Remember that a straightforward calculation of ROI only tells one piece of the story, so remember to consider the next couple metrics a part of your ultimate return on email investment.
Customer Acquisition Cost (CAC)
CAC is a metric of tremendous importance for every company, and this applies even more so when a company is in the start-up or expansion stages. Ideally, a customer would cost little to acquire and then stay with the company as a long-term and profitable customer.
To measure the CAC from your email campaign, take the total cost of the campaign and divide it by the number of customers acquired. Every type of campaign you run should have the CAC calculated to know what are your most efficient forms of marketing.
CAC can be measured at the campaign, segment, marketing form, or company-wide level. If one campaign has a CAC of $5 and another is $15, it’s clear which campaign works best.

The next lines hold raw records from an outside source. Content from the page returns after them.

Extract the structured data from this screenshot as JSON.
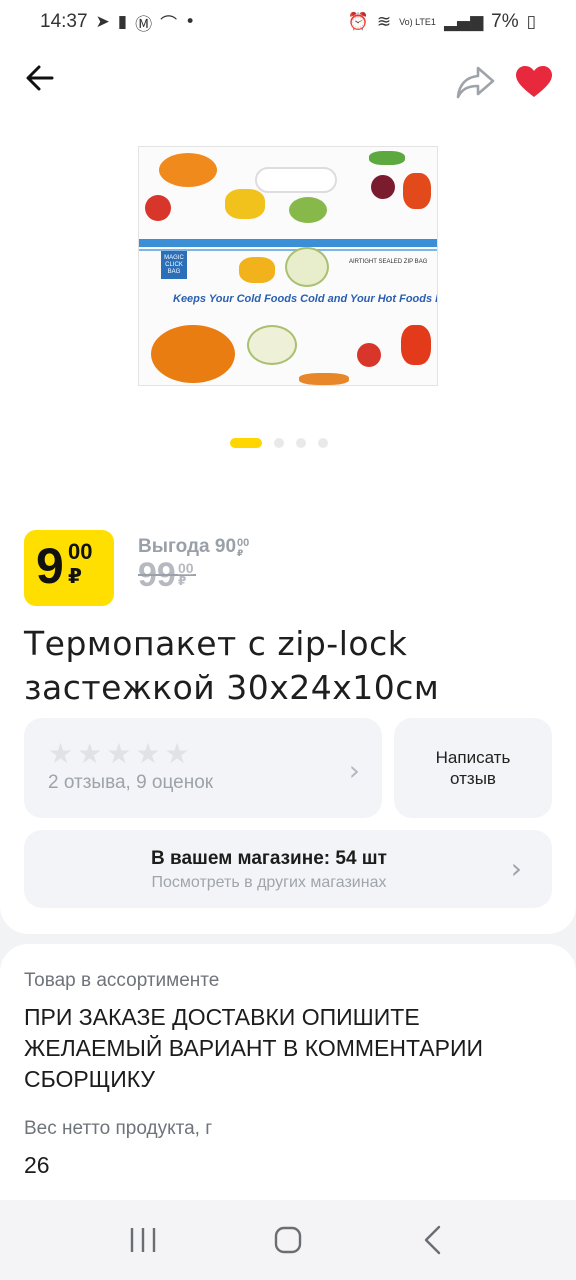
{
  "status_bar": {
    "time": "14:37",
    "battery": "7%",
    "network": "Vo) LTE1"
  },
  "header": {
    "back_icon": "arrow-left-icon",
    "share_icon": "share-icon",
    "favorite_icon": "heart-icon",
    "favorite_color": "#e8283c"
  },
  "product_image": {
    "tagline": "Keeps Your Cold Foods Cold and Your Hot Foods Hot.",
    "brand": "MAGIC CLICK BAG",
    "small_text": "AIRTIGHT SEALED ZIP BAG"
  },
  "gallery": {
    "total": 4,
    "active_index": 0
  },
  "price": {
    "main": "9",
    "cents": "00",
    "currency": "₽",
    "badge_color": "#ffdf00",
    "saving_label": "Выгода 90",
    "saving_cents": "00",
    "saving_currency": "₽",
    "old_price": "99",
    "old_cents": "00",
    "old_currency": "₽"
  },
  "product": {
    "title": "Термопакет с zip-lock застежкой 30x24x10см"
  },
  "reviews": {
    "stars_filled": 0,
    "stars_total": 5,
    "summary": "2 отзыва, 9 оценок",
    "write_label": "Написать отзыв"
  },
  "store": {
    "availability": "В вашем магазине: 54 шт",
    "other_stores": "Посмотреть в других магазинах"
  },
  "info": {
    "assortment_label": "Товар в ассортименте",
    "assortment_note": "ПРИ ЗАКАЗЕ ДОСТАВКИ ОПИШИТЕ ЖЕЛАЕМЫЙ ВАРИАНТ В КОММЕНТАРИИ СБОРЩИКУ",
    "weight_label": "Вес нетто продукта, г",
    "weight_value": "26"
  },
  "nav": {
    "recents_icon": "recents-icon",
    "home_icon": "home-icon",
    "back_icon": "back-chevron-icon"
  }
}
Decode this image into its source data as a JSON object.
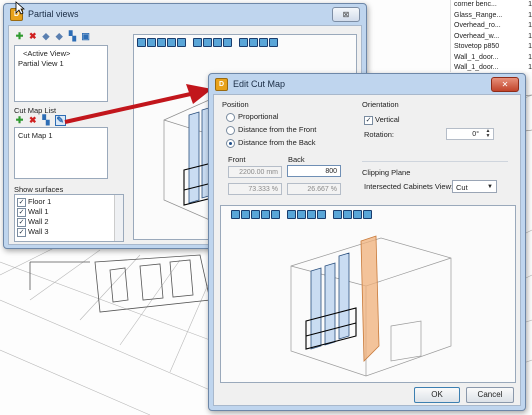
{
  "right_list": {
    "items": [
      {
        "name": "corner benc...",
        "count": "1"
      },
      {
        "name": "Glass_Range...",
        "count": "1"
      },
      {
        "name": "Overhead_ro...",
        "count": "1"
      },
      {
        "name": "Overhead_w...",
        "count": "1"
      },
      {
        "name": "Stovetop p850",
        "count": "1"
      },
      {
        "name": "Wall_1_door...",
        "count": "1"
      },
      {
        "name": "Wall_1_door...",
        "count": "1"
      }
    ]
  },
  "partial_views": {
    "title": "Partial views",
    "icon_letter": "D",
    "views": [
      "<Active View>",
      "Partial View 1"
    ],
    "cut_map_list_label": "Cut Map List",
    "cut_maps": [
      "Cut Map 1"
    ],
    "show_surfaces_label": "Show surfaces",
    "surfaces": [
      {
        "label": "Floor 1",
        "checked": true
      },
      {
        "label": "Wall 1",
        "checked": true
      },
      {
        "label": "Wall 2",
        "checked": true
      },
      {
        "label": "Wall 3",
        "checked": true
      }
    ],
    "close_glyph": "⊠"
  },
  "edit_cut_map": {
    "title": "Edit Cut Map",
    "icon_letter": "D",
    "close_glyph": "✕",
    "position": {
      "label": "Position",
      "options": [
        {
          "label": "Proportional",
          "selected": false
        },
        {
          "label": "Distance from the Front",
          "selected": false
        },
        {
          "label": "Distance from the Back",
          "selected": true
        }
      ],
      "front_label": "Front",
      "back_label": "Back",
      "front_value": "2200.00 mm",
      "back_value": "800",
      "front_percent": "73.333 %",
      "back_percent": "26.667 %"
    },
    "orientation": {
      "label": "Orientation",
      "vertical_label": "Vertical",
      "vertical_checked": true,
      "rotation_label": "Rotation:",
      "rotation_value": "0°"
    },
    "clipping": {
      "label": "Clipping Plane",
      "intersected_label": "Intersected Cabinets View:",
      "intersected_value": "Cut"
    },
    "ok_label": "OK",
    "cancel_label": "Cancel"
  },
  "colors": {
    "accent_arrow": "#c2161c",
    "window_frame": "#bfd5ee",
    "cut_plane": "#f0a868"
  }
}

Customer Long Term Value (CLTV)
You’ve acquired a customer. Great! Will they be buying ice cream, chips, and soda every week, or was it just a one-time purchase of a pack of gum? CLTV measures the total income your business can expect from customers over their lifespan. The measurement is simply the customer value times the average customer lifespan.
This metric can be calculated at the campaign, segment, marketing type, and company-wide levels like CAC.
Once there is a value calculated, this metric is used compared to your CAC. If you’re spending $20 to acquire a customer and their CLTV is $15, that’s a problem. Different campaigns will have different CACs, and the CLTV they produce can vary as well. Comparing them against each other with CAC and CLTV is crucial.
Experts Know…
We like acquiring customers inexpensively and turning them into high-value brand loyalists. It’s a style that looks good on any business.
Email lifecycle campaigns can be a great form of marketing that expands your customer base or increases customer activity. Compared to other forms of marketing, the return on investment and customer acquisition cost can be exceptional.
Every campaign needs to be evaluated with these metrics to know what works and what doesn’t. Every brand, product, and service is unique in email marketing. Still, as you dial in your campaigns over time, you’ll be shocked by how effective they can become at attracting new customers, increasing the value of existing customers, and reinforcing your brand.